3dDWUncert processing time

Hi (probably pt) :slight_smile:

Per your suggestion, I changed the number of iterations from 50 to 300 for 3dDWUncert. I guess it makes sense that this would now extend the processing time of this command. However, I’m wondering what a reasonable amount of time would be. For instance, I am running our subjects (n=330) in parallel across 32 cores. After 3 days, I have gone in to check and it’s only at ~20-30% for the first batch of 32 subjects. At this rate, I’ve calculated everything to be completed in 3 months! This seems abnormally long. Does my command below seem ok?

find SPN01* -type f | nohup parallel ‘cd {} && cd afni && 3dDWUncert -inset …/data.nii.gz -prefix DWUncert -input 3dDWItoDT_ -bmatrix_FULL dwi_matA.txt -iters 300 -overwrite’ ::: * > nohup_3dDWUncert.out &

Hi-

3dDWUncert is written to take advantage of multiple cores, if available. In your script, are you sure that 3dDWUncert is using multiple cores? Can you check the output of “afni_check_omp” when you are running your script? That tells you the number of CPUs being specified to use for a given command with OpenMP.

Going from 50 → 300 runs should just increase the runtime by a factor of 6. If you can use multiple cores per job, then that is much preferred. Also, specifying a “mask” of the brain (or brain+a bit extra), if you have one, can speed up run time, if the data is not masked.

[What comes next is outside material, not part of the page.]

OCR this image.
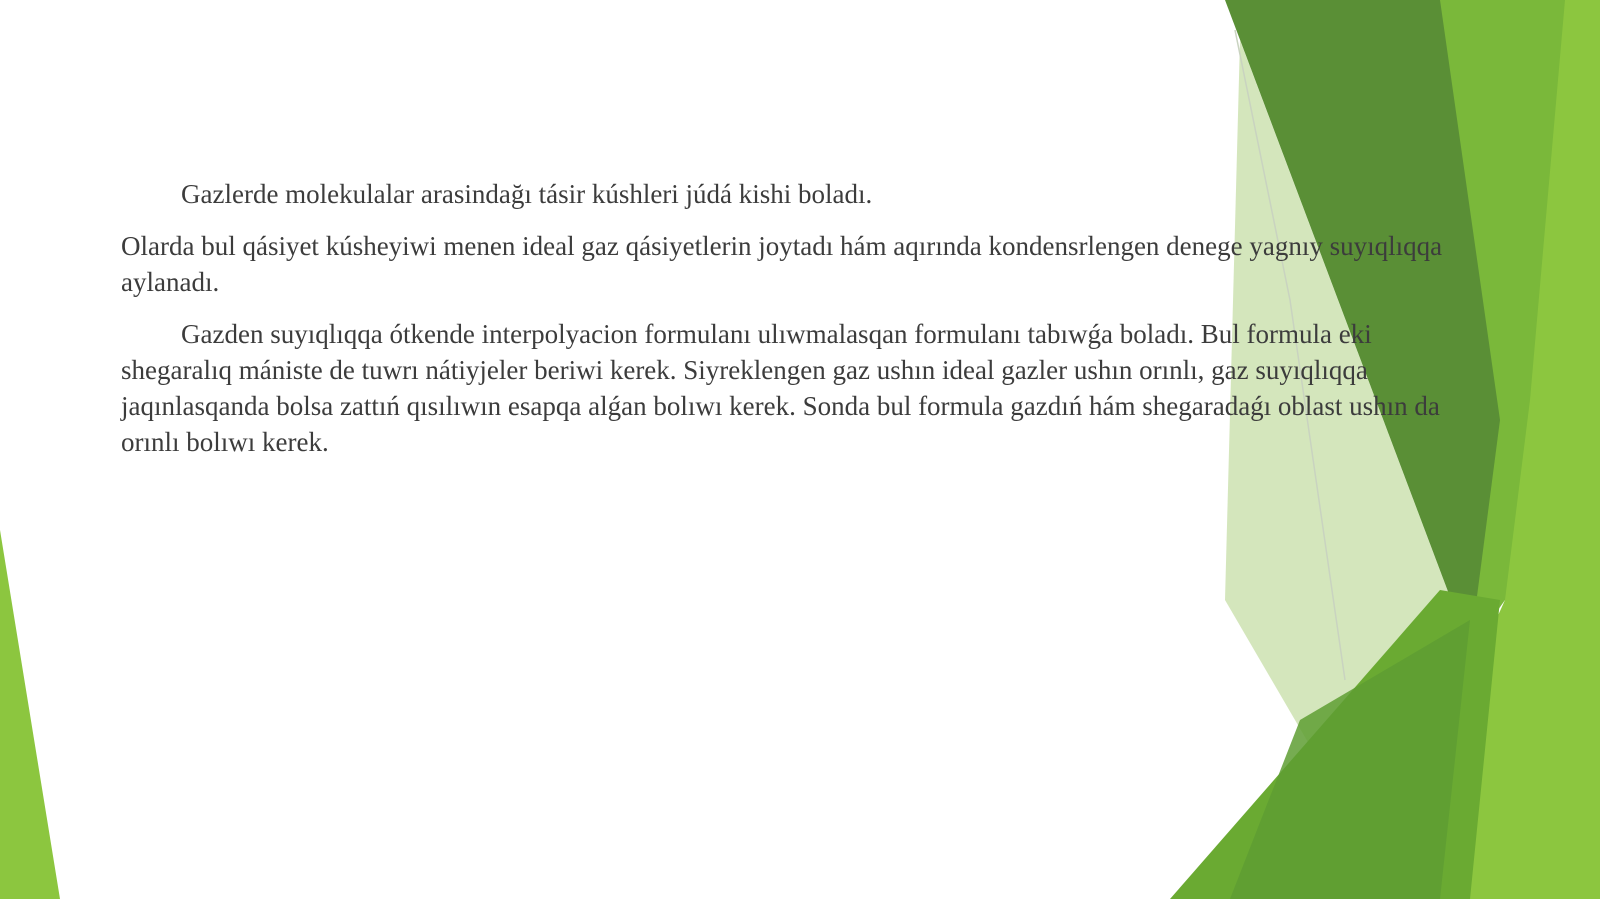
Gazlerde molekulalar arasindağı tásir kúshleri júdá kishi boladı.

Olarda bul qásiyet kúsheyiwi menen ideal gaz qásiyetlerin joytadı hám aqırında kondensrlengen denege yagnıy suyıqlıqqa aylanadı.

Gazden suyıqlıqqa ótkende interpolyacion formulanı ulıwmalasqan formulanı tabıwǵa boladı. Bul formula eki shegaralıq mániste de tuwrı nátiyjeler beriwi kerek. Siyreklengen gaz ushın ideal gazler ushın orınlı, gaz suyıqlıqqa jaqınlasqanda bolsa zattıń qısılıwın esapqa alǵan bolıwı kerek. Sonda bul formula gazdıń hám shegaradaǵı oblast ushın da orınlı bolıwı kerek.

Finally, how many gradients do you have, and what is your voxel size?

–pt

Hi pt,
I have been checking and it is using all 32 cores on our 32-core virtual machine, with one subject being run on each core at a time. Basically, the memory is being maxed out.

I have a binary mask - would that help?

bval = 1000, 47 gradient directions, 2mm voxel size.

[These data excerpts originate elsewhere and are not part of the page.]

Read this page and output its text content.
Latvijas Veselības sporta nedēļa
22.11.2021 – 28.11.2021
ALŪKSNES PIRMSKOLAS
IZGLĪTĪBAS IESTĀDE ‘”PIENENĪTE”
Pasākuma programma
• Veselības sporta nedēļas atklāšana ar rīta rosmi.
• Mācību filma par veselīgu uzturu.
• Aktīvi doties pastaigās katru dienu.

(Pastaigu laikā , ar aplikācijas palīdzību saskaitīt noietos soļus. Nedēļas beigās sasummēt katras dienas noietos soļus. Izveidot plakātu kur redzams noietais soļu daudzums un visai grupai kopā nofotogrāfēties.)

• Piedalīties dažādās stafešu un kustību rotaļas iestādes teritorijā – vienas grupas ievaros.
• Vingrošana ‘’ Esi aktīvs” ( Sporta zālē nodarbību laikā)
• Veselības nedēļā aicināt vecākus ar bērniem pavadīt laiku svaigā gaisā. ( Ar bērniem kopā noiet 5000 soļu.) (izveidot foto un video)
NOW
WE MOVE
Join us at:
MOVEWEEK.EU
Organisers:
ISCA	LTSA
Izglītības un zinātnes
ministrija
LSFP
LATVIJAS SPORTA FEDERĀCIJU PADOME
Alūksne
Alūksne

If it comes down to it, could I decrease the # of iterations to an acceptable #, per your suggestion? thoughts?

I would try the binary mask— if they data has not been masked at all, it should make a big difference (basically, voxels in noise/nonbrain zones will be included in the volume to calculate, and that will slow things down veeery unnecessarily, esp. because they are noise dominated). Can you post b=0 or DWI image for one subj?

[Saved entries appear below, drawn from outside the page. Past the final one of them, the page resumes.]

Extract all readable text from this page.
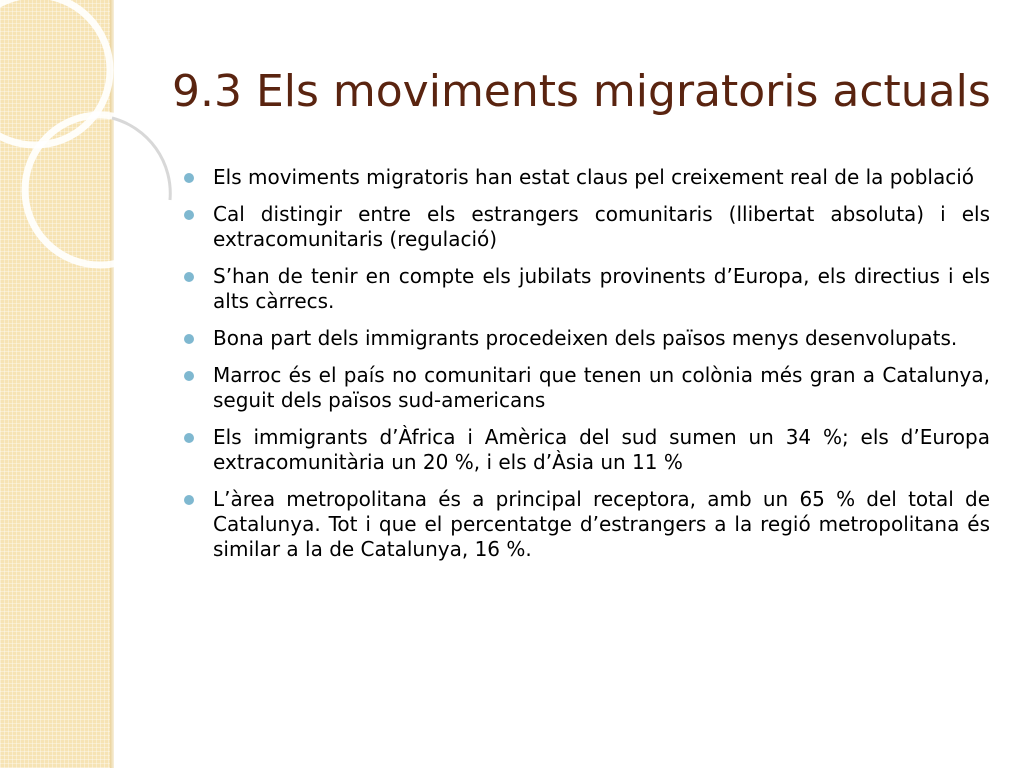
9.3 Els moviments migratoris actuals
Els moviments migratoris han estat claus pel creixement real de la població
Cal distingir entre els estrangers comunitaris (llibertat absoluta) i els extracomunitaris (regulació)
S’han de tenir en compte els jubilats provinents d’Europa, els directius i els alts càrrecs.
Bona part dels immigrants procedeixen dels països menys desenvolupats.
Marroc és el país no comunitari que tenen un colònia més gran a Catalunya, seguit dels països sud-americans
Els immigrants d’Àfrica i Amèrica del sud sumen un 34 %; els d’Europa extracomunitària un 20 %, i els d’Àsia un 11 %
L’àrea metropolitana és a principal receptora, amb un 65 % del total de Catalunya. Tot i que el percentatge d’estrangers a la regió metropolitana és similar a la de Catalunya, 16 %.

That number of grads and voxel sizes seems pretty typical, so I am surprised at the speed, esp. with that many processors.

It miiight be OK to lower the number, it is really a question of how many iterations it takes to be approx. converged to a representative distribution. But let’s check the first part, first.

–pt

attached!

Screenshot (232).png

Hi-

This does not look masked to me-- that means that probably much of your processing time is going in to calculating uncertainty values of skull, air, and other non-brain material that don’t matter for the tracking. In fact, more than 2/3s of the FOV is probably nonbrain matter (and those noisy regions probably get re-fit many times because they are so noisy, meaning that more-than-usual time is spent on them), so that should save a lot of time.

–pt

so I just ran 3dDWUncert with a binary mask.
Without the mask it took 5 hours for a single subject. With the mask it finished in less than a minute.
I’m shocked by the drastic decrease in processing time.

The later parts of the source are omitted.